Probablemente, la enfermedad inflamatoria intestinal ha sido la más invisibilizada. Sus síntomas, como la diarrea o incluso algunos episodios de incontinencia, siguen siendo un tema tabú para muchos pacientes y eso ha contribuido al estigma. Sin embargo, dista mucho de ser una enfermedad rara. En España puede afectar a unas 300.000 o 400.000 personas con enfermedad de Crohn o colitis ulcerosa. Afortunadamente, esta situación ha mejorado gracias al trabajo de las asociaciones de pacientes, como ACCU España y ACCU Canarias, que han contribuido a dar visibilidad a la enfermedad y a impulsar iniciativas para facilitar el día a día de quienes la padecen, como la red de establecimientos colaboradores a los que los pacientes pueden acudir cuando necesitan utilizar un baño con urgencia.

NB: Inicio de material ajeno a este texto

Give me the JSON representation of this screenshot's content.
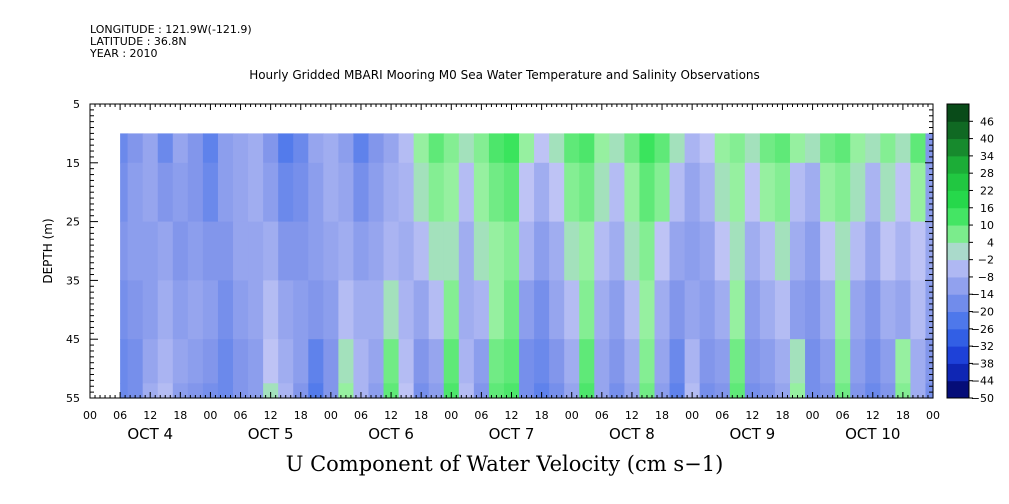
{
  "meta": {
    "longitude": "LONGITUDE : 121.9W(-121.9)",
    "latitude": "LATITUDE : 36.8N",
    "year": "YEAR : 2010"
  },
  "chart_data": {
    "type": "heatmap",
    "title": "Hourly Gridded MBARI Mooring M0 Sea Water Temperature and Salinity Observations",
    "xlabel": "",
    "ylabel": "DEPTH (m)",
    "main_label": "U Component of Water Velocity (cm s−1)",
    "y_ticks": [
      5,
      15,
      25,
      35,
      45,
      55
    ],
    "y_range": [
      5,
      55
    ],
    "y_inverted": true,
    "data_depth_range": [
      10,
      55
    ],
    "x_range_hours": [
      0,
      168
    ],
    "data_start_hour": 6,
    "data_end_hour": 168,
    "x_hour_ticks": [
      "00",
      "06",
      "12",
      "18",
      "00",
      "06",
      "12",
      "18",
      "00",
      "06",
      "12",
      "18",
      "00",
      "06",
      "12",
      "18",
      "00",
      "06",
      "12",
      "18",
      "00",
      "06",
      "12",
      "18",
      "00",
      "06",
      "12",
      "18",
      "00"
    ],
    "day_labels": [
      "OCT 4",
      "OCT 5",
      "OCT 6",
      "OCT 7",
      "OCT 8",
      "OCT 9",
      "OCT 10"
    ],
    "colorbar": {
      "levels": [
        "46",
        "40",
        "34",
        "28",
        "22",
        "16",
        "10",
        "4",
        "−2",
        "−8",
        "−14",
        "−20",
        "−26",
        "−32",
        "−38",
        "−44",
        "−50"
      ],
      "min": -50,
      "max": 52,
      "step": 6
    },
    "profile_hours": [
      6,
      9,
      12,
      15,
      18,
      21,
      24,
      27,
      30,
      33,
      36,
      39,
      42,
      45,
      48,
      51,
      54,
      57,
      60,
      63,
      66,
      69,
      72,
      75,
      78,
      81,
      84,
      87,
      90,
      93,
      96,
      99,
      102,
      105,
      108,
      111,
      114,
      117,
      120,
      123,
      126,
      129,
      132,
      135,
      138,
      141,
      144,
      147,
      150,
      153,
      156,
      159,
      162,
      165,
      168
    ],
    "profile_depths": [
      10,
      20,
      30,
      40,
      50,
      55
    ],
    "values_by_depth": [
      [
        -18,
        -14,
        -10,
        -18,
        -10,
        -14,
        -20,
        -12,
        -10,
        -8,
        -14,
        -22,
        -18,
        -10,
        -8,
        -12,
        -20,
        -14,
        -10,
        -4,
        4,
        10,
        6,
        2,
        6,
        12,
        14,
        4,
        -2,
        2,
        10,
        12,
        4,
        2,
        8,
        14,
        10,
        2,
        -6,
        -2,
        4,
        6,
        2,
        8,
        10,
        4,
        2,
        8,
        10,
        4,
        2,
        6,
        2,
        10,
        -14
      ],
      [
        -16,
        -12,
        -10,
        -14,
        -12,
        -14,
        -18,
        -12,
        -10,
        -8,
        -12,
        -18,
        -16,
        -12,
        -8,
        -10,
        -16,
        -12,
        -8,
        -6,
        2,
        6,
        4,
        -4,
        4,
        8,
        10,
        -2,
        -8,
        -2,
        6,
        8,
        2,
        -4,
        4,
        10,
        6,
        -4,
        -10,
        -6,
        2,
        4,
        -2,
        4,
        6,
        -4,
        -8,
        4,
        6,
        2,
        -6,
        2,
        -2,
        4,
        -12
      ],
      [
        -14,
        -12,
        -12,
        -10,
        -14,
        -12,
        -14,
        -14,
        -10,
        -10,
        -8,
        -14,
        -14,
        -12,
        -10,
        -8,
        -12,
        -10,
        -6,
        -8,
        -4,
        2,
        2,
        -8,
        2,
        4,
        6,
        -6,
        -12,
        -8,
        2,
        4,
        -4,
        -8,
        2,
        6,
        -2,
        -10,
        -12,
        -10,
        -2,
        2,
        -8,
        -4,
        2,
        -8,
        -12,
        -2,
        2,
        -4,
        -10,
        -2,
        -6,
        -2,
        -10
      ],
      [
        -16,
        -14,
        -12,
        -8,
        -12,
        -10,
        -12,
        -16,
        -12,
        -10,
        -4,
        -10,
        -12,
        -14,
        -12,
        -4,
        -8,
        -8,
        2,
        -6,
        -10,
        -4,
        6,
        -8,
        -6,
        4,
        8,
        -12,
        -16,
        -10,
        -4,
        6,
        -8,
        -12,
        -4,
        4,
        -8,
        -14,
        -10,
        -12,
        -8,
        4,
        -12,
        -8,
        -4,
        -12,
        -14,
        -8,
        4,
        -10,
        -14,
        -8,
        -10,
        -4,
        -12
      ],
      [
        -18,
        -16,
        -10,
        -6,
        -10,
        -12,
        -14,
        -18,
        -14,
        -12,
        -2,
        -8,
        -12,
        -20,
        -14,
        2,
        -6,
        -10,
        8,
        -4,
        -14,
        -10,
        10,
        -6,
        -12,
        8,
        10,
        -16,
        -18,
        -14,
        -8,
        10,
        -10,
        -14,
        -8,
        6,
        -10,
        -18,
        -6,
        -14,
        -12,
        8,
        -14,
        -12,
        -8,
        2,
        -16,
        -12,
        6,
        -12,
        -16,
        -12,
        4,
        -8,
        -14
      ],
      [
        -18,
        -16,
        -8,
        -4,
        -12,
        -14,
        -16,
        -18,
        -14,
        -12,
        2,
        -6,
        -14,
        -22,
        -14,
        4,
        -6,
        -12,
        10,
        -2,
        -16,
        -12,
        12,
        -4,
        -14,
        10,
        12,
        -16,
        -20,
        -16,
        -10,
        12,
        -10,
        -16,
        -10,
        8,
        -12,
        -20,
        -4,
        -16,
        -14,
        10,
        -16,
        -14,
        -10,
        4,
        -16,
        -14,
        8,
        -14,
        -18,
        -14,
        6,
        -8,
        -16
      ]
    ]
  }
}
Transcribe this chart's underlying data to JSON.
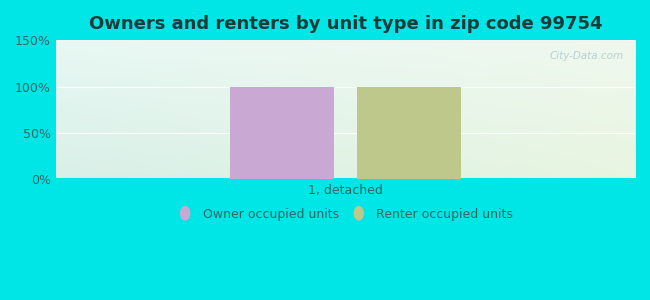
{
  "title": "Owners and renters by unit type in zip code 99754",
  "categories": [
    "1, detached"
  ],
  "owner_values": [
    100
  ],
  "renter_values": [
    100
  ],
  "owner_color": "#c9a8d4",
  "renter_color": "#bdc88a",
  "ylim": [
    0,
    150
  ],
  "yticks": [
    0,
    50,
    100,
    150
  ],
  "ytick_labels": [
    "0%",
    "50%",
    "100%",
    "150%"
  ],
  "bar_width": 0.18,
  "watermark": "City-Data.com",
  "legend_owner": "Owner occupied units",
  "legend_renter": "Renter occupied units",
  "title_fontsize": 13,
  "tick_fontsize": 9,
  "xlabel_fontsize": 9,
  "title_color": "#1a3a3a",
  "tick_color": "#336666",
  "label_color": "#336666",
  "fig_bg": "#00e5e5",
  "grad_topleft": "#e8f8f4",
  "grad_topright": "#f0f8ee",
  "grad_botleft": "#d8f0e8",
  "grad_botright": "#e8f5e0"
}
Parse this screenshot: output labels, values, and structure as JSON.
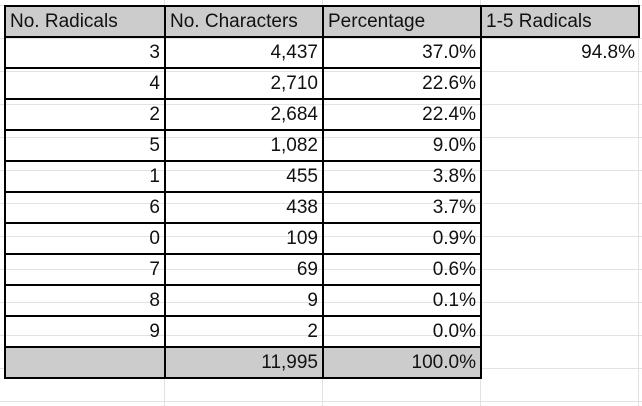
{
  "headers": [
    "No. Radicals",
    "No. Characters",
    "Percentage",
    "1-5 Radicals"
  ],
  "rows": [
    {
      "radicals": "3",
      "characters": "4,437",
      "percentage": "37.0%",
      "one_to_five": "94.8%"
    },
    {
      "radicals": "4",
      "characters": "2,710",
      "percentage": "22.6%",
      "one_to_five": ""
    },
    {
      "radicals": "2",
      "characters": "2,684",
      "percentage": "22.4%",
      "one_to_five": ""
    },
    {
      "radicals": "5",
      "characters": "1,082",
      "percentage": "9.0%",
      "one_to_five": ""
    },
    {
      "radicals": "1",
      "characters": "455",
      "percentage": "3.8%",
      "one_to_five": ""
    },
    {
      "radicals": "6",
      "characters": "438",
      "percentage": "3.7%",
      "one_to_five": ""
    },
    {
      "radicals": "0",
      "characters": "109",
      "percentage": "0.9%",
      "one_to_five": ""
    },
    {
      "radicals": "7",
      "characters": "69",
      "percentage": "0.6%",
      "one_to_five": ""
    },
    {
      "radicals": "8",
      "characters": "9",
      "percentage": "0.1%",
      "one_to_five": ""
    },
    {
      "radicals": "9",
      "characters": "2",
      "percentage": "0.0%",
      "one_to_five": ""
    }
  ],
  "total": {
    "radicals": "",
    "characters": "11,995",
    "percentage": "100.0%"
  },
  "colors": {
    "header_fill": "#cccccc",
    "total_fill": "#cccccc",
    "gridline": "#e2e2e2"
  }
}
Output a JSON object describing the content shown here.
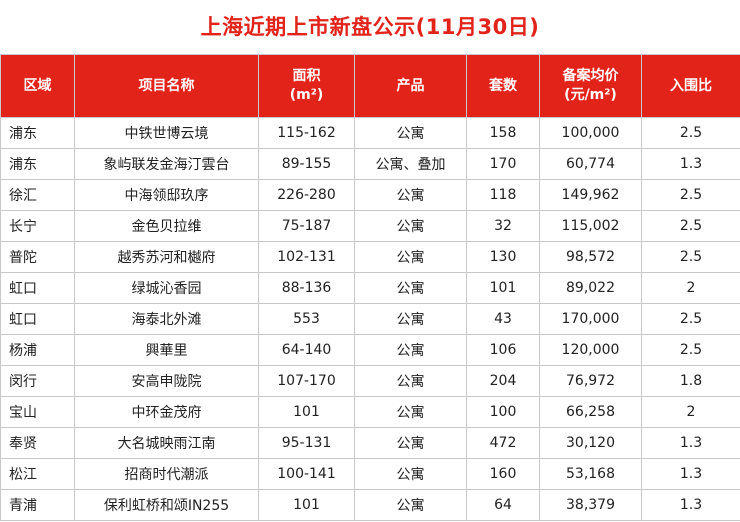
{
  "title": "上海近期上市新盘公示(11月30日)",
  "headers": {
    "district": "区域",
    "project": "项目名称",
    "area_l1": "面积",
    "area_l2": "(m²)",
    "product": "产品",
    "units": "套数",
    "price_l1": "备案均价",
    "price_l2": "(元/m²)",
    "ratio": "入围比"
  },
  "rows": [
    {
      "district": "浦东",
      "project": "中铁世博云境",
      "area": "115-162",
      "product": "公寓",
      "units": "158",
      "price": "100,000",
      "ratio": "2.5"
    },
    {
      "district": "浦东",
      "project": "象屿联发金海汀雲台",
      "area": "89-155",
      "product": "公寓、叠加",
      "units": "170",
      "price": "60,774",
      "ratio": "1.3"
    },
    {
      "district": "徐汇",
      "project": "中海领邸玖序",
      "area": "226-280",
      "product": "公寓",
      "units": "118",
      "price": "149,962",
      "ratio": "2.5"
    },
    {
      "district": "长宁",
      "project": "金色贝拉维",
      "area": "75-187",
      "product": "公寓",
      "units": "32",
      "price": "115,002",
      "ratio": "2.5"
    },
    {
      "district": "普陀",
      "project": "越秀苏河和樾府",
      "area": "102-131",
      "product": "公寓",
      "units": "130",
      "price": "98,572",
      "ratio": "2.5"
    },
    {
      "district": "虹口",
      "project": "绿城沁香园",
      "area": "88-136",
      "product": "公寓",
      "units": "101",
      "price": "89,022",
      "ratio": "2"
    },
    {
      "district": "虹口",
      "project": "海泰北外滩",
      "area": "553",
      "product": "公寓",
      "units": "43",
      "price": "170,000",
      "ratio": "2.5"
    },
    {
      "district": "杨浦",
      "project": "興華里",
      "area": "64-140",
      "product": "公寓",
      "units": "106",
      "price": "120,000",
      "ratio": "2.5"
    },
    {
      "district": "闵行",
      "project": "安高申陇院",
      "area": "107-170",
      "product": "公寓",
      "units": "204",
      "price": "76,972",
      "ratio": "1.8"
    },
    {
      "district": "宝山",
      "project": "中环金茂府",
      "area": "101",
      "product": "公寓",
      "units": "100",
      "price": "66,258",
      "ratio": "2"
    },
    {
      "district": "奉贤",
      "project": "大名城映雨江南",
      "area": "95-131",
      "product": "公寓",
      "units": "472",
      "price": "30,120",
      "ratio": "1.3"
    },
    {
      "district": "松江",
      "project": "招商时代潮派",
      "area": "100-141",
      "product": "公寓",
      "units": "160",
      "price": "53,168",
      "ratio": "1.3"
    },
    {
      "district": "青浦",
      "project": "保利虹桥和颂IN255",
      "area": "101",
      "product": "公寓",
      "units": "64",
      "price": "38,379",
      "ratio": "1.3"
    }
  ]
}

¿Cuáles son los principales retos que debe afrontar el servicio de cara al futuro?
El principal reto es seguir creciendo para responder a una demanda asistencial cada vez mayor, que es consecuencia del envejecimiento de la población y del aumento de la fragilidad. Otro de nuestros grandes desafíos es aumentar la participación de la población en el cribado de cáncer colorrectal, por lo que también crecerá el número de colonoscopias y de pruebas que tendremos que realizar. Al mismo tiempo, debemos mantener el nivel de calidad asistencial y seguir incorporando las técnicas complejas que la evidencia científica vaya demostrando eficaces para ofrecer a los pacientes la mejor atención posible. También queremos continuar incrementando nuestra actividad científica y mantener un alto nivel de cualificación profesional para seguir dando la mejor respuesta a las necesidades de la población.